June Blog Challenge Day 11: FORCE
For the first time in this challenge, no inspiration has struck me surrounding this word. Force. I feel like I'm going to have to force this post to happen!
Hmmm.... How do a few quotes to start off sound? Good? Good.
Force is all-conquering, but its victories
are short lived. -- Abraham Lincoln
This quote makes a lot of sense to me. It reminds me of the idea of forcing a square peg into a round hole. Something that hits home for me. All my life I feel like I've been forced into a world in which I don't fit.

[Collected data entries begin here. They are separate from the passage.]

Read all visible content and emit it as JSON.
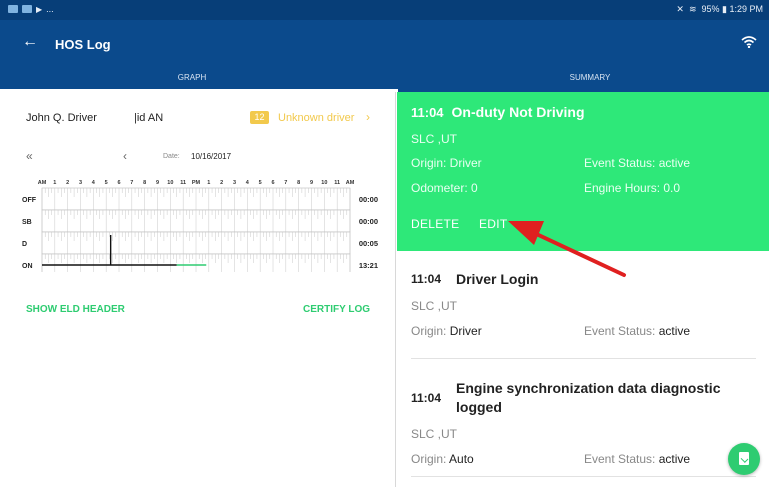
{
  "status_bar": {
    "left_glyph": "...",
    "right_text": "95% ▮ 1:29 PM"
  },
  "app_bar": {
    "back_icon": "arrow-left-icon",
    "title": "HOS Log",
    "wifi_icon": "wifi-icon"
  },
  "tabs": [
    {
      "label": "GRAPH",
      "selected": true
    },
    {
      "label": "SUMMARY",
      "selected": false
    }
  ],
  "graph": {
    "driver_name": "John Q. Driver",
    "driver_id": "|id AN",
    "unknown_count": "12",
    "unknown_label": "Unknown driver",
    "unknown_chevron": "›",
    "nav_first": "«",
    "nav_prev": "‹",
    "date_label": "Date:",
    "date_value": "10/16/2017",
    "hour_labels": [
      "AM",
      "1",
      "2",
      "3",
      "4",
      "5",
      "6",
      "7",
      "8",
      "9",
      "10",
      "11",
      "PM",
      "1",
      "2",
      "3",
      "4",
      "5",
      "6",
      "7",
      "8",
      "9",
      "10",
      "11",
      "AM"
    ],
    "rows": [
      {
        "label": "OFF",
        "total": "00:00"
      },
      {
        "label": "SB",
        "total": "00:00"
      },
      {
        "label": "D",
        "total": "00:05"
      },
      {
        "label": "ON",
        "total": "13:21"
      }
    ],
    "show_eld_header": "SHOW ELD HEADER",
    "certify_log": "CERTIFY LOG"
  },
  "selected_event": {
    "time": "11:04",
    "title": "On-duty Not Driving",
    "location": "SLC ,UT",
    "origin": "Origin: Driver",
    "event_status": "Event Status: active",
    "odometer": "Odometer: 0",
    "engine_hours": "Engine Hours: 0.0",
    "delete_label": "DELETE",
    "edit_label": "EDIT",
    "background": "#2ee879"
  },
  "events": [
    {
      "time": "11:04",
      "title": "Driver Login",
      "location": "SLC ,UT",
      "origin_label": "Origin:",
      "origin_value": "Driver",
      "status_label": "Event Status:",
      "status_value": "active"
    },
    {
      "time": "11:04",
      "title_line1": "Engine synchronization data diagnostic",
      "title_line2": "logged",
      "location": "SLC ,UT",
      "origin_label": "Origin:",
      "origin_value": "Auto",
      "status_label": "Event Status:",
      "status_value": "active"
    }
  ],
  "fab": {
    "icon": "document-check-icon"
  },
  "colors": {
    "header_blue": "#0b4a8c",
    "accent_green": "#2ecc71",
    "warning_yellow": "#f2c94c",
    "annotation_red": "#e02020"
  }
}
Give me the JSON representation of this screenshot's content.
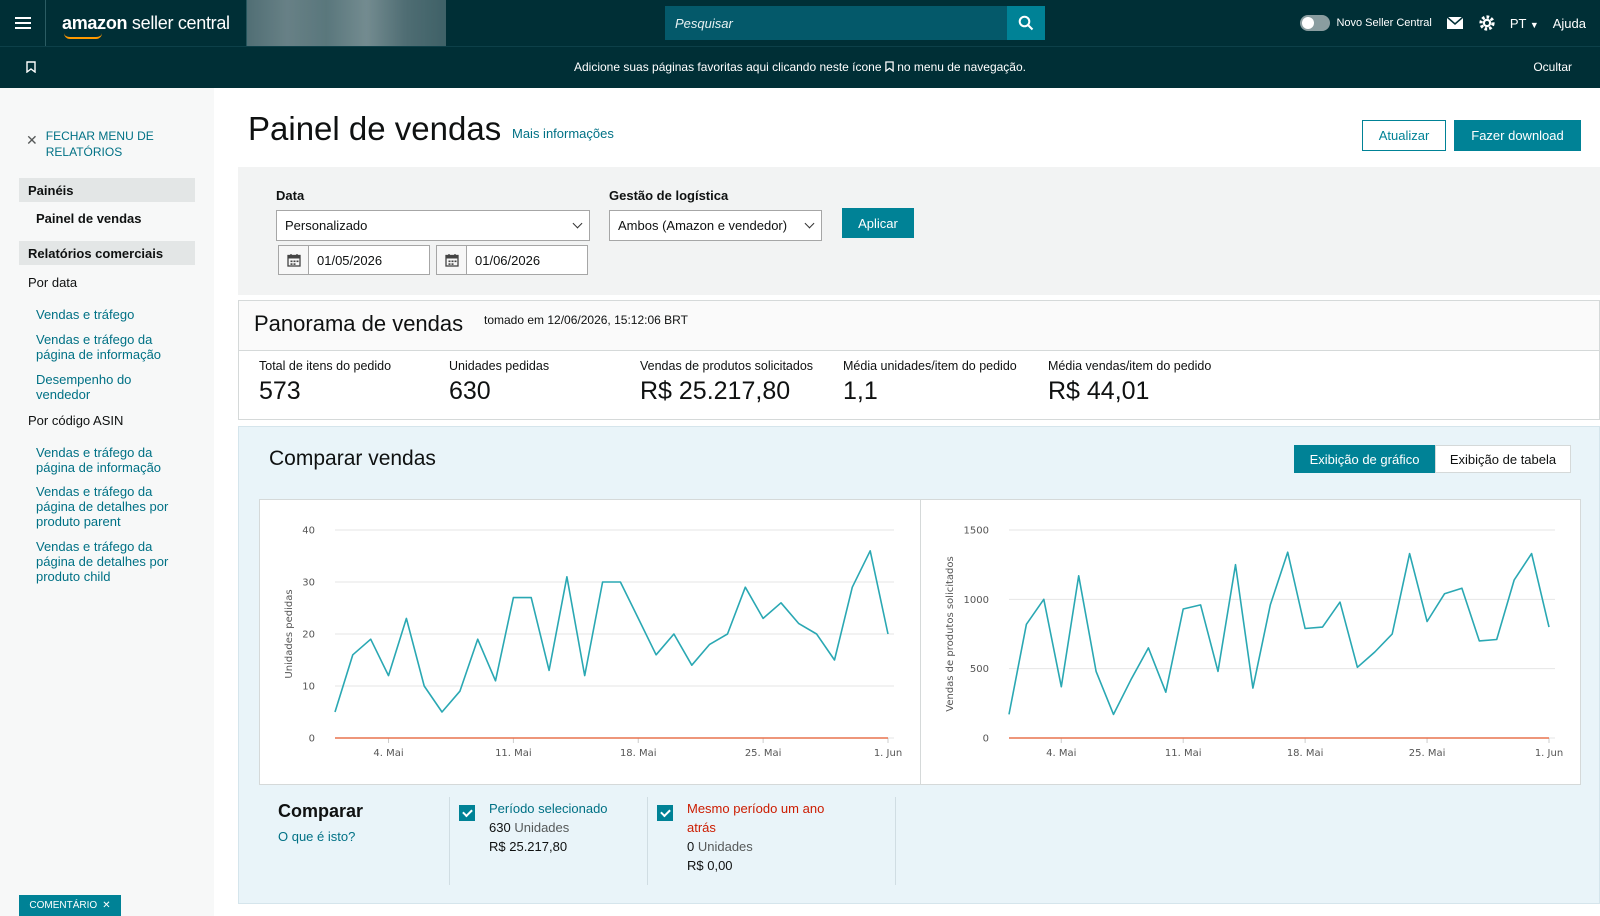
{
  "topbar": {
    "logo_brand": "amazon",
    "logo_text": " seller central",
    "search_placeholder": "Pesquisar",
    "novo_label": "Novo Seller Central",
    "lang": "PT",
    "help": "Ajuda"
  },
  "favbar": {
    "message_part1": "Adicione suas páginas favoritas aqui clicando neste ícone",
    "message_part2": "no menu de navegação.",
    "hide": "Ocultar"
  },
  "sidebar": {
    "close_menu": "FECHAR MENU DE RELATÓRIOS",
    "section_paineis": "Painéis",
    "painel_vendas": "Painel de vendas",
    "section_relatorios": "Relatórios comerciais",
    "por_data": "Por data",
    "link_1": "Vendas e tráfego",
    "link_2": "Vendas e tráfego da página de informação",
    "link_3": "Desempenho do vendedor",
    "por_asin": "Por código ASIN",
    "link_4": "Vendas e tráfego da página de informação",
    "link_5": "Vendas e tráfego da página de detalhes por produto parent",
    "link_6": "Vendas e tráfego da página de detalhes por produto child",
    "comment": "COMENTÁRIO"
  },
  "header": {
    "title": "Painel de vendas",
    "more_info": "Mais informações",
    "refresh": "Atualizar",
    "download": "Fazer download"
  },
  "filters": {
    "date_label": "Data",
    "date_select": "Personalizado",
    "start_date": "01/05/2026",
    "end_date": "01/06/2026",
    "logistics_label": "Gestão de logística",
    "logistics_select": "Ambos (Amazon e vendedor)",
    "apply": "Aplicar"
  },
  "panorama": {
    "title": "Panorama de vendas",
    "taken_at": "tomado em 12/06/2026, 15:12:06 BRT",
    "metrics": [
      {
        "label": "Total de itens do pedido",
        "value": "573"
      },
      {
        "label": "Unidades pedidas",
        "value": "630"
      },
      {
        "label": "Vendas de produtos solicitados",
        "value": "R$ 25.217,80"
      },
      {
        "label": "Média unidades/item do pedido",
        "value": "1,1"
      },
      {
        "label": "Média vendas/item do pedido",
        "value": "R$ 44,01"
      }
    ]
  },
  "compare": {
    "title": "Comparar vendas",
    "tab_graph": "Exibição de gráfico",
    "tab_table": "Exibição de tabela",
    "label": "Comparar",
    "what": "O que é isto?",
    "period1_title": "Período selecionado",
    "period1_units_value": "630",
    "period1_units_word": "Unidades",
    "period1_sales": "R$ 25.217,80",
    "period2_title": "Mesmo período um ano atrás",
    "period2_units_value": "0",
    "period2_units_word": "Unidades",
    "period2_sales": "R$ 0,00"
  },
  "colors": {
    "series_current": "#2aa8b3",
    "series_previous": "#e8734e",
    "accent": "#008296"
  },
  "chart_data": [
    {
      "type": "line",
      "ylabel": "Unidades pedidas",
      "xlabel": "",
      "ylim": [
        0,
        40
      ],
      "yticks": [
        0,
        10,
        20,
        30,
        40
      ],
      "x_tick_labels": [
        "4. Mai",
        "11. Mai",
        "18. Mai",
        "25. Mai",
        "1. Jun"
      ],
      "x_tick_index": [
        3,
        10,
        17,
        24,
        31
      ],
      "grid": true,
      "series": [
        {
          "values": [
            5,
            16,
            19,
            12,
            23,
            10,
            5,
            9,
            19,
            11,
            27,
            27,
            13,
            31,
            12,
            30,
            30,
            23,
            16,
            20,
            14,
            18,
            20,
            29,
            23,
            26,
            22,
            20,
            15,
            29,
            36,
            20
          ],
          "color": "#2aa8b3"
        },
        {
          "values": [
            0,
            0,
            0,
            0,
            0,
            0,
            0,
            0,
            0,
            0,
            0,
            0,
            0,
            0,
            0,
            0,
            0,
            0,
            0,
            0,
            0,
            0,
            0,
            0,
            0,
            0,
            0,
            0,
            0,
            0,
            0,
            0
          ],
          "color": "#e8734e"
        }
      ]
    },
    {
      "type": "line",
      "ylabel": "Vendas de produtos solicitados",
      "xlabel": "",
      "ylim": [
        0,
        1500
      ],
      "yticks": [
        0,
        500,
        1000,
        1500
      ],
      "x_tick_labels": [
        "4. Mai",
        "11. Mai",
        "18. Mai",
        "25. Mai",
        "1. Jun"
      ],
      "x_tick_index": [
        3,
        10,
        17,
        24,
        31
      ],
      "grid": true,
      "series": [
        {
          "values": [
            170,
            820,
            1000,
            370,
            1170,
            480,
            170,
            420,
            650,
            330,
            930,
            960,
            480,
            1250,
            360,
            960,
            1340,
            790,
            800,
            980,
            510,
            620,
            750,
            1330,
            840,
            1040,
            1080,
            700,
            710,
            1140,
            1330,
            800
          ],
          "color": "#2aa8b3"
        },
        {
          "values": [
            0,
            0,
            0,
            0,
            0,
            0,
            0,
            0,
            0,
            0,
            0,
            0,
            0,
            0,
            0,
            0,
            0,
            0,
            0,
            0,
            0,
            0,
            0,
            0,
            0,
            0,
            0,
            0,
            0,
            0,
            0,
            0
          ],
          "color": "#e8734e"
        }
      ]
    }
  ]
}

I was not designed to be forced. I will breathe after my own
fashion. Let us see who is the strongest. -- Henry David Thoreau
I don't think I'm strong. I think I've been forced to live inside my head for so long, it's actually made me a target for the rest of the world. My insecurities used to be well masked by ed... not so much these days. In some ways that's a good thing, I'm getting stronger than my ed. In other ways, it's kind of scary starting to "breathe after my own fashion."
Whether I fail or succeed shall be no man's doing
but my own. I am the force. -- Elaine Maxwell
This quote is somewhat powerful. It seems to say that I can choose to fail, or I can choose to succeed. It's all up to me. The scary thing is that sometimes I think I prefer failure over success, if only because it's more familiar.

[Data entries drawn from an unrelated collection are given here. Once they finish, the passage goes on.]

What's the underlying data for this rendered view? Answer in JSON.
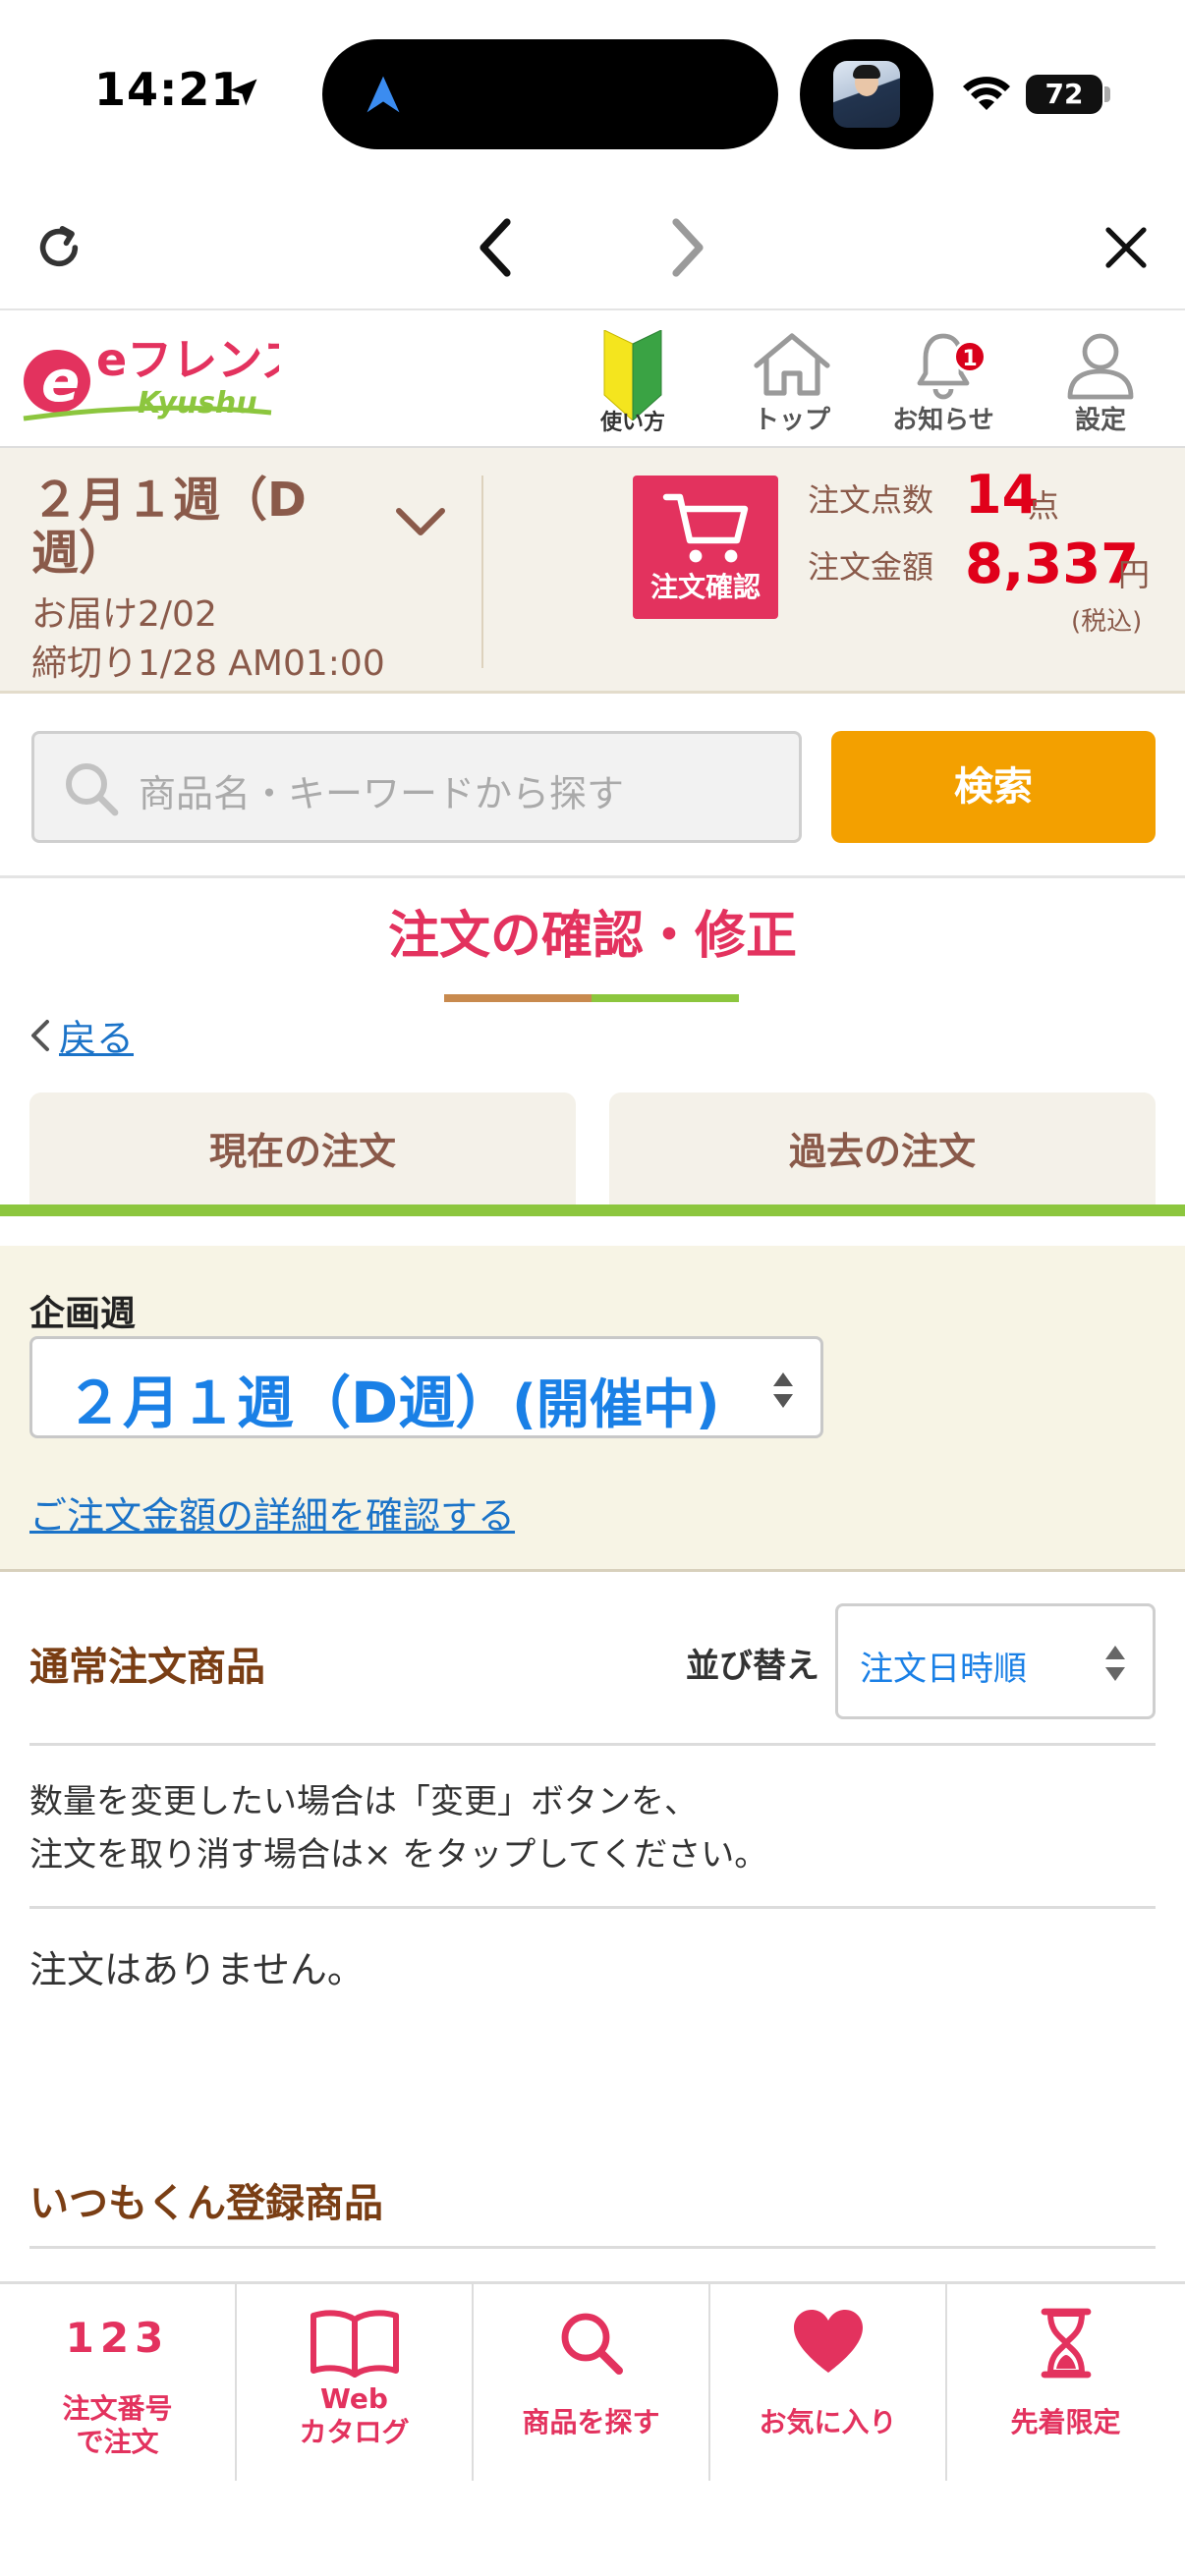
{
  "status_bar": {
    "time": "14:21",
    "battery": "72",
    "battery_level": 0.72
  },
  "header": {
    "logo_text": "eフレンズ",
    "logo_sub": "Kyushu",
    "items": [
      {
        "label": "使い方",
        "icon": "beginner-mark-icon"
      },
      {
        "label": "トップ",
        "icon": "home-icon"
      },
      {
        "label": "お知らせ",
        "icon": "bell-icon",
        "badge": "1"
      },
      {
        "label": "設定",
        "icon": "user-icon"
      }
    ]
  },
  "summary": {
    "week": "２月１週（D週）",
    "delivery": "お届け2/02",
    "deadline": "締切り1/28 AM01:00",
    "order_button": "注文確認",
    "count_label": "注文点数",
    "count_value": "14",
    "count_unit": "点",
    "amount_label": "注文金額",
    "amount_value": "8,337",
    "amount_unit": "円",
    "tax_note": "(税込)"
  },
  "search": {
    "placeholder": "商品名・キーワードから探す",
    "button": "検索"
  },
  "page": {
    "title": "注文の確認・修正",
    "back": "戻る",
    "tabs": [
      {
        "label": "現在の注文"
      },
      {
        "label": "過去の注文"
      }
    ]
  },
  "planning": {
    "label": "企画週",
    "selected_week": "２月１週（D週）",
    "selected_status": "(開催中)",
    "detail_link": "ご注文金額の詳細を確認する"
  },
  "normal_orders": {
    "title": "通常注文商品",
    "sort_label": "並び替え",
    "sort_value": "注文日時順",
    "instruction_1": "数量を変更したい場合は「変更」ボタンを、",
    "instruction_2": "注文を取り消す場合は× をタップしてください。",
    "empty_message": "注文はありません。"
  },
  "itsumokun": {
    "title": "いつもくん登録商品"
  },
  "bottom_nav": [
    {
      "number": "123",
      "label_1": "注文番号",
      "label_2": "で注文"
    },
    {
      "label_1": "Web",
      "label_2": "カタログ",
      "icon": "book-icon"
    },
    {
      "label_1": "商品を探す",
      "icon": "search-icon"
    },
    {
      "label_1": "お気に入り",
      "icon": "heart-icon"
    },
    {
      "label_1": "先着限定",
      "icon": "hourglass-icon"
    }
  ],
  "colors": {
    "brand_pink": "#e3325e",
    "accent_green": "#8cc63e",
    "search_orange": "#f3a000",
    "link_blue": "#1b73c8",
    "price_red": "#e0001a"
  }
}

Peace cannot be kept by force; it can only be achieved
by understanding. -- Albert Einstein
I guess this is a good summary of force. Any time I've been forced into anything, I never seem to be able to understand the hows and whys of the situation. I'm a big understander - I have to know what's going on, what's expected, why it's important, and so on, in order to be fully present in the situation. Maybe that's why I struggled so much over the past few years - my focus was on ed, and not on understanding the situations at hand. No peace whatsoever.
(Hmm... guess I found some words after all. Interesting word choice, that's for sure!)
Prompt: Does this word have negative connotations for you? Or does it seem powerful in a good way? Do you consider yourself a force? Is your eating disorder a force? Was it? There is no end to the ways in which this word can be interpreted.